Entre el material presuntamente afectado y clasificado de manera precaria durante la jornada figuran expedientes, armas de fuego, sumas de dinero, muestras de sustancias estupefacientes, vehículos, teléfonos celulares y computadoras. Uno de los puntos más delicados del planteo judicial advierte sobre la documentación vinculada a la megacausa del denominado “clan Ale”, expediente que requiere el cumplimiento de un reenvío dictado por la Cámara Federal de Casación Penal.
La inquietud fue compartida por el fiscal general Pablo Camuña ante el TOF, quien solicitó informes perentorios sobre los actos administrativos que avalaron el procedimiento, las actas de descargo labradas y la cadena de custodia de las pruebas de debates orales pendientes. Las consecuencias operativas del hecho ya se hicieron sentir en los estrados locales: trascendió que el Ministerio Público Fiscal debió desistir de una acusación en pleno juicio debido a la desaparición de 58 comprimidos de Alprazolam incautados que se extraviaron durante el operativo.

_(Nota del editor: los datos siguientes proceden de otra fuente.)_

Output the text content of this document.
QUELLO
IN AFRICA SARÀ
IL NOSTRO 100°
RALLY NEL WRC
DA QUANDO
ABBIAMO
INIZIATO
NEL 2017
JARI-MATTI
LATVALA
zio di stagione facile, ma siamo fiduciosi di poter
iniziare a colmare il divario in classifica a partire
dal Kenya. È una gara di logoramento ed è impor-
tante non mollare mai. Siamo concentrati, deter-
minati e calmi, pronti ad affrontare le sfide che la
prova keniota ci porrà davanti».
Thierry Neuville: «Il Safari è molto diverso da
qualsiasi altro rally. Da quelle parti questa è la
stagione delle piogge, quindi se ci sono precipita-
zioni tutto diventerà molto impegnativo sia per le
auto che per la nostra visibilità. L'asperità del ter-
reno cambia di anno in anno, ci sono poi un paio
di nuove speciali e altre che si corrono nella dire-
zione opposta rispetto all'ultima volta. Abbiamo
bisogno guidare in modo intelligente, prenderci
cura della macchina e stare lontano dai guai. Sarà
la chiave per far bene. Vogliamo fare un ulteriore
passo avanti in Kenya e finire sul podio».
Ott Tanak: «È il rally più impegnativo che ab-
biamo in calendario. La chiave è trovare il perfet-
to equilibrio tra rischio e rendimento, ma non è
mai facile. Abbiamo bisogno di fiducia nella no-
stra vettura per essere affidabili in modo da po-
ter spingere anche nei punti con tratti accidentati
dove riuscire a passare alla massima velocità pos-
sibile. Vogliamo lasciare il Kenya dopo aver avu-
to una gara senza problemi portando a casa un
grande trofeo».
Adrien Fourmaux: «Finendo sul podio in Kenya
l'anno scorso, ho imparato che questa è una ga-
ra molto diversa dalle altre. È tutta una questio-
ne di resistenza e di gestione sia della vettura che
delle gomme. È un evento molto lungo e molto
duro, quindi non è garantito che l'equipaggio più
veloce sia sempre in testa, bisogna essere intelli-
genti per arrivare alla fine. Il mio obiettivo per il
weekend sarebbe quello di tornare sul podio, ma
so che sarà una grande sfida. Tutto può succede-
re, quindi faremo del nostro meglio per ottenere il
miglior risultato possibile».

A partir de una presentación realizada por la legisladora provincial Silvia Elías de Pérez, el caso escaló al ámbito del Consejo de la Magistratura. Durante el plenario, el consejero y camarista federal Alberto Lugones promovió el requerimiento aprobado por el cuerpo para que la Cámara Federal de Apelaciones de Tucumán detalle si fue informada del retiro de los efectos, el destino final de los materiales y las advertencias previas elevadas por el personal de secretaría.
Mientras la causa penal se encuentra radicada en la fiscalía federal de Rafael Vehils Ruiz bajo la órbita del juez José Manuel Díaz Vélez, el órgano disciplinario nacional recopila antecedentes para determinar la responsabilidad funcional de los magistrados intervinientes y constatar si se vulneraron los protocolos federales de conservación de pruebas.